Like I said, I used to live in Olympia. Now I live in Pittsburgh. PGH. The ‘burgh. People in Pittsburgh like the Penguins. Love the Penguins. But did you know there is not a single genuine penguin on the team? Really. All human males. And there isn’t a single panther on any of the University of Pittsburgh Panther teams. Not on the basketball teams, not on the softball team, not even on the wrestling team. Maybe it’s just me, but I feel a sports team’s name should more accurately reflect the characteristics of its players. How about the Pittsburgh Hockey Players? Or the University of Pittsburgh College Students?

Actually, I’m glad the names of these sports teams don’t reflect their players. Can you imagine going to a University of Richmond basketball game and seeing a bunch of spiders playing basketball? It would be terrifying. Or the Detroit Lions? You probably wouldn’t leave the stadium alive.

I like sports. I like the Penguins. I like music too. I was thinking about the Ramones the other day. Joey Ramone, Johnny Ramone, Richie Ramone. Each member used Ramone as a last name. I like that. Wouldn’t it be great if more bands did what the Ramones did? “Introducing the Fab Four from Liverpool… Paul Beatle, John Beatle, George Beatle, and Ringo Beatle!” “That Brian Beach Boy has such a wonderful voice!” “Mick Rolling Stone is a fine vocalist, but I prefer Ray Kink.” “You know who was a mysterious and complicated dude? Jim Door.” “Was Kim Pixie booted from the band again? How do David Pixie and Joey Pixie feel about that?” It would make things more fun, wouldn’t it?

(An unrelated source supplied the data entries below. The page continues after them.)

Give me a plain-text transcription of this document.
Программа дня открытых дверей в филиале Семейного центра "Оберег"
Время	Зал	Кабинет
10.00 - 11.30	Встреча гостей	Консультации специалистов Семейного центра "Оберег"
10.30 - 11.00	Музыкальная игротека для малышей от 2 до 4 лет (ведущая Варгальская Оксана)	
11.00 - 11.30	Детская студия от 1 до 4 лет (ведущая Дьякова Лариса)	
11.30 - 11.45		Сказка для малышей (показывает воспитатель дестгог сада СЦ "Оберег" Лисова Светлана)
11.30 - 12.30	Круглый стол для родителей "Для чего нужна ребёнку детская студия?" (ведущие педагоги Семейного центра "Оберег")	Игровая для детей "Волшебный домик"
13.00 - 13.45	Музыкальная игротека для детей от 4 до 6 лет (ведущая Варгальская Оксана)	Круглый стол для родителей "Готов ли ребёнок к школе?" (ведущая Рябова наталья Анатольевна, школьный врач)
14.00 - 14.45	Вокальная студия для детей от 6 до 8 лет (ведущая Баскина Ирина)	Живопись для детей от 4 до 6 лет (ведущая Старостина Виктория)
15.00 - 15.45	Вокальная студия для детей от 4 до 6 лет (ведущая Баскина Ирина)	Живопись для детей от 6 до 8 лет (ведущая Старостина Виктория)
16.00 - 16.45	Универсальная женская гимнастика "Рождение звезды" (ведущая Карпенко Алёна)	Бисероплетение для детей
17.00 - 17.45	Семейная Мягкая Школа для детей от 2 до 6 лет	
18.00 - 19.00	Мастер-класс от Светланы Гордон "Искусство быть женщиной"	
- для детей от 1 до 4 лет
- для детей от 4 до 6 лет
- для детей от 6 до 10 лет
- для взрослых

My wife and I were playing a game the other day, a pretty common game, the one where you try to decide which deceased individuals you would like to have dinner with. Our limit was four deceased individuals. A dinner of five. So I was thinking, you know, Joe Strummer, Spalding Gray, Groucho Marx, and then for a bit of outside perspective, maybe somebody like Ivan Turgenev. But that would be difficult, wouldn’t it? Supposing he was somehow able to speak and understand English as well as the rest of us, he would still be completely lost. Say I’m telling an anecdote, like, “So my wife and I hopped into the car—oh, I’m sorry, Ivan, a car is a wheeled vehicle with an internal combustible engine, allowing you to move far more quickly than you could on foot or with a horse—and, actually, we heard one of your songs on the radio, Joe—oh, a radio is a device that receives information-carrying radio waves transmitted from far away—and “Clampdown” is a great song, an absolute punk rock classic—oh, punk rock is a genre of music that emerged out of rock and roll. Wait, you don’t know what rock and roll is either, do you? You know what, Ivan? Just leave. Go sit in the corner. Go sit in the corner and daydream about Pauline Viardot.

My comedy mentor told me to always close a set with a reference to a nineteenth-century Russian writer, so I’m done here. Thanks for laughing at some of my jokes. Good night!